Evidence that free polysomes are not the precursors of membrane-bound polysomes in rat liver.

We tested, in rat liver, the postulate that free polysomes were precursors of membrane-bound polysomes. Three methods were used to isolate free and membrane-bound ribosomes from either post-nuclear or post-mitochondrial supernatants of rat liver. Isolation and quantitation of 28 S and 18 S rRNA allowed determination of the 40 S and 60 S subunit composition of free and membrane-bound ribosomal populations, while pulse labeling of 28 S and 18 S rRNA with [6-14C) orotic acid and inorganic (32P] phosphate allowed assessment of relative rates of subunit renewal.
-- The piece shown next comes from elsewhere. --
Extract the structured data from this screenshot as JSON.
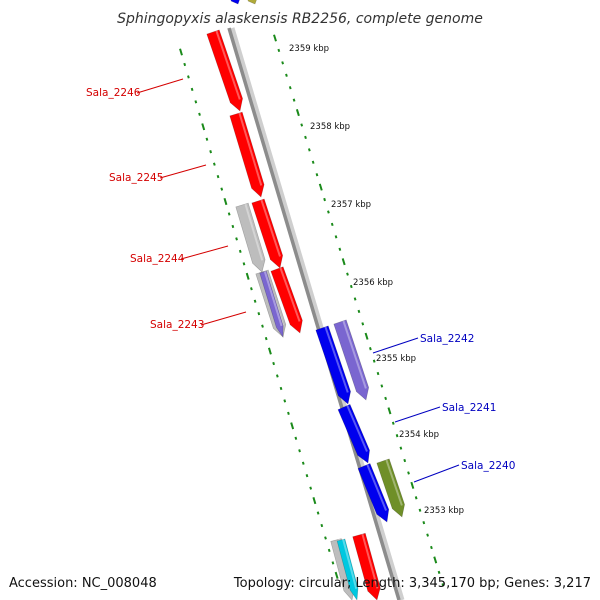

Throughout the extra-nuclear compartment, 40 S and 60 S subunits were present in essentially equal numbers, but, free ribosomes contained a stoichiometric excess of 40 S subunits, while membrane-bound ribosomes contained a complementary excess of 60 S subunits. Experiments with labeled precursors showed that throughout the extra-nuclear compartment, 40 S and 60 S subunits accumulated isotopes at essentially equal rates, however, free ribosomes accumulated isotopes faster than membrane-bound ribosomes. Among free ribosomes or polysomes, 40 S subunits accumulated isotopes faster than 60 S subunits, but, this relationship was not seen among membrane-bound ribosomes. Here, 40 S subunits accumulated isotope more slowly than 60 S subunits. This distribution of labeled precursors does not support the postulate that free polysomes are precursors of membrane-bound polysomes, but, these data suggest that membrane-bound polysomes could be precursors of free polysomes.